Collection grid (filled = accent, missing = muted) and coverage curve flattening
Histogram of completion times over runs vs expected value E[T]
📖 Theory — harmonic numbers
Suppose every draw gives one of N coupon types with equal probability. Once you already hold k distinct coupons, the chance a new draw is one you are missing is (N − k) / N. The number of draws to get the next new coupon is therefore geometric with mean N / (N − k). Summing over k = 0 … N − 1 gives the expected total time E[T] = N·(1/N + 1/(N−1) + … + 1/1) = N·H_N, where H_N is the N-th harmonic number.

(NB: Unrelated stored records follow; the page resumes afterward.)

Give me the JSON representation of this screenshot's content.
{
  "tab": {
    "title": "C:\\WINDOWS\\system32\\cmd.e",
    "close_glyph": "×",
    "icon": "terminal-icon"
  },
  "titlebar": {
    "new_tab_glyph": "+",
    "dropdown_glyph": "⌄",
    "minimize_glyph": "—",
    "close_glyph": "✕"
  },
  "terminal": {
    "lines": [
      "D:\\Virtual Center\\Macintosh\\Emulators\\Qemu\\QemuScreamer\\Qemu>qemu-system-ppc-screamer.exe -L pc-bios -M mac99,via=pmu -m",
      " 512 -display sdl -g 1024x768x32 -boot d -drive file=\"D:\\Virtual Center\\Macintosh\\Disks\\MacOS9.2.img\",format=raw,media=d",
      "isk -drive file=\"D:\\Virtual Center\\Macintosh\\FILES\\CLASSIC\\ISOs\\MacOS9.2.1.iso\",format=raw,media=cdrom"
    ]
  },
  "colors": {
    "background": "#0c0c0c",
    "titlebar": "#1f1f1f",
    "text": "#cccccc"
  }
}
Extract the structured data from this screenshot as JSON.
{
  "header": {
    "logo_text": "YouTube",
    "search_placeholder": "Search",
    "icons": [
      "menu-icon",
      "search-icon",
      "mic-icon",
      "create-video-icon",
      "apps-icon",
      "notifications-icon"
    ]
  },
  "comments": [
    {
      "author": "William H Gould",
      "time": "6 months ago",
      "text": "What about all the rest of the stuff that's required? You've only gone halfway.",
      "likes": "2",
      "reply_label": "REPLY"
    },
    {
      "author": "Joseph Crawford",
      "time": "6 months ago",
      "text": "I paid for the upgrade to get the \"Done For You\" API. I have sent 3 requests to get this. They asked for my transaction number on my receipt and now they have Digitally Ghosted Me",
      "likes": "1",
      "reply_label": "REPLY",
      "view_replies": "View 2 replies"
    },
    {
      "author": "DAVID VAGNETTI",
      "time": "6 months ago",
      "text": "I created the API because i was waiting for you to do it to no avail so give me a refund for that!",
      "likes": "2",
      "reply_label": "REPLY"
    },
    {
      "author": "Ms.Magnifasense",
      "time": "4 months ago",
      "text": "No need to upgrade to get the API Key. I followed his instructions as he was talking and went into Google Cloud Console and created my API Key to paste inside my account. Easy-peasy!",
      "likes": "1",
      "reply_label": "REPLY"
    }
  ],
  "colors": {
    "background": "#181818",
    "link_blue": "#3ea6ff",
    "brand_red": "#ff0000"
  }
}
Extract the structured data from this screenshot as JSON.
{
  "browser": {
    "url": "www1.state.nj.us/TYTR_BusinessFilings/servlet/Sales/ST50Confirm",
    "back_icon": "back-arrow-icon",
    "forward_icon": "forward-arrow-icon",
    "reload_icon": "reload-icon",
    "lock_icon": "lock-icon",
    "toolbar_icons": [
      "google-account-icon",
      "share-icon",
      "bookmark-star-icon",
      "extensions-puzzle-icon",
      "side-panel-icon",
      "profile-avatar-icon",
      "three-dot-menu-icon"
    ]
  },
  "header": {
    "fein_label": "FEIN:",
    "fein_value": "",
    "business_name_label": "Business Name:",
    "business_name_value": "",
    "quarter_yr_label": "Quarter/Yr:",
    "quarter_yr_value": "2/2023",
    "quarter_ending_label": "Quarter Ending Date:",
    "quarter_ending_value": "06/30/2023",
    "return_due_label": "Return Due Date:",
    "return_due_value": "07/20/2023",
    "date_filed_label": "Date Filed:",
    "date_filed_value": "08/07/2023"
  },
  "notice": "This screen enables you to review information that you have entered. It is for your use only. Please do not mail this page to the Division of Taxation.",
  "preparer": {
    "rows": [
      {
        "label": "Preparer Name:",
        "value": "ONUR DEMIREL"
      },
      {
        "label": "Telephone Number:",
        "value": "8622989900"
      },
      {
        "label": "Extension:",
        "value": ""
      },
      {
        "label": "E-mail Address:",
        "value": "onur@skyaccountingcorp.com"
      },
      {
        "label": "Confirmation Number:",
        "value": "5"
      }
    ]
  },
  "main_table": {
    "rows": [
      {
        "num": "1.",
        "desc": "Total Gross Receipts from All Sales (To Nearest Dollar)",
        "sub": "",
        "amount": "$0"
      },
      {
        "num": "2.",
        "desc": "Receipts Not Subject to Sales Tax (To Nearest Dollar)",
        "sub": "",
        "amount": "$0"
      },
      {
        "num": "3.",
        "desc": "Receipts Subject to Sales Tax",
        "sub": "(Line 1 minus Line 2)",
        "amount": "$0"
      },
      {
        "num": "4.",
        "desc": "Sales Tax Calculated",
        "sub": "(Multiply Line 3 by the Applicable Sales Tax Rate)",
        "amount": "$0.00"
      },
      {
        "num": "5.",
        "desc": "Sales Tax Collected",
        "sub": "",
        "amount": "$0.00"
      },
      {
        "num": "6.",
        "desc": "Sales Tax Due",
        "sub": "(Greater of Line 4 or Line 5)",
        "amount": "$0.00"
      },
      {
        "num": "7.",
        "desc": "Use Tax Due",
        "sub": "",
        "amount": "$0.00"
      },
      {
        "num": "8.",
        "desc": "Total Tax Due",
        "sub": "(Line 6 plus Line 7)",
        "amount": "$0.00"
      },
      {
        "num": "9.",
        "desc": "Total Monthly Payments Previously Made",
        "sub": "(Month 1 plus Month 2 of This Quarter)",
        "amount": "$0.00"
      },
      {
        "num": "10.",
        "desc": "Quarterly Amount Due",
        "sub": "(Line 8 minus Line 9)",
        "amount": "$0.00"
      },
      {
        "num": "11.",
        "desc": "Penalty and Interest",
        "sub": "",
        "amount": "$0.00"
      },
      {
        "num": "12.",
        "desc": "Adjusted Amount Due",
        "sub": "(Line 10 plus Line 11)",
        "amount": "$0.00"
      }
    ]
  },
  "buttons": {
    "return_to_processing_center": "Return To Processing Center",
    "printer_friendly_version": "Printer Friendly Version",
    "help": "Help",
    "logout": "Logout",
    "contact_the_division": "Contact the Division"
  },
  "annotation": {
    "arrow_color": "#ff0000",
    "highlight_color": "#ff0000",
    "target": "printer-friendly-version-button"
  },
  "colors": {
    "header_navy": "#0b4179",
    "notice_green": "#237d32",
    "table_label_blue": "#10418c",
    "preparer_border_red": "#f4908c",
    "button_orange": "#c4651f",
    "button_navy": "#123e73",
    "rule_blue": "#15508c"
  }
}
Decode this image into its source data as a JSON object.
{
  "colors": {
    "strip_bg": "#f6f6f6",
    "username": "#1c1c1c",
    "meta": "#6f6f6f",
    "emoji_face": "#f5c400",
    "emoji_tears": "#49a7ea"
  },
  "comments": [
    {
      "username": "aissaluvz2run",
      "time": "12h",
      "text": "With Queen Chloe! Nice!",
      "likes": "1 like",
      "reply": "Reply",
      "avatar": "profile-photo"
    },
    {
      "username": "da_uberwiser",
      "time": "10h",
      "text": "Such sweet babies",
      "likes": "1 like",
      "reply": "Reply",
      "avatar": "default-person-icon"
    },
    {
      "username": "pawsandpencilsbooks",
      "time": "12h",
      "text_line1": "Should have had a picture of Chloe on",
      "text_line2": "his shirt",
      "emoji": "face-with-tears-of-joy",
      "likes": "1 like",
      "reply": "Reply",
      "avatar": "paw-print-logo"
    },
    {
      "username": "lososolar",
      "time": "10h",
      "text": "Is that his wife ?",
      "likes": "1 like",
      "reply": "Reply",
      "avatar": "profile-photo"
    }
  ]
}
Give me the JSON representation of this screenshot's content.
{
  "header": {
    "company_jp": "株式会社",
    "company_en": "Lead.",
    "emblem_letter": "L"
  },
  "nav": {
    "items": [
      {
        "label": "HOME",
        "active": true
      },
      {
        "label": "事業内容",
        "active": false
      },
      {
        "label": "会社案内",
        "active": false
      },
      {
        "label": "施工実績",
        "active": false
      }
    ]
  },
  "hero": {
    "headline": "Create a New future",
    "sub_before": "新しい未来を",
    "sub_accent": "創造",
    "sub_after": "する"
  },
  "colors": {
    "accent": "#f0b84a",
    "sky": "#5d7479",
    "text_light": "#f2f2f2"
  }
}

📐 The last coupon dominates ~ N·ln N
Because H_N ≈ ln N + γ (with the Euler–Mascheroni constant γ ≈ 0.5772), the expectation is E[T] ≈ N·ln N + γN. The biggest single contribution is the very last coupon: when you are missing only one type, each draw hits it with probability 1/N, so that final coupon alone costs about N draws on average. This is the "diminishing returns" effect — the coverage curve flattens out and the long tail of completion times comes almost entirely from waiting on the last one or two coupons.
🃏 Applications
The same maths governs many real situations: completing a set of trading cards or sticker albums from random packs, opening loot boxes to obtain every item, and estimating how many random test inputs are needed to exercise every code path (test coverage). Anywhere you draw repeatedly at random and want to collect every distinct outcome, the expected effort grows like N·ln N — much faster than the naive guess of N draws.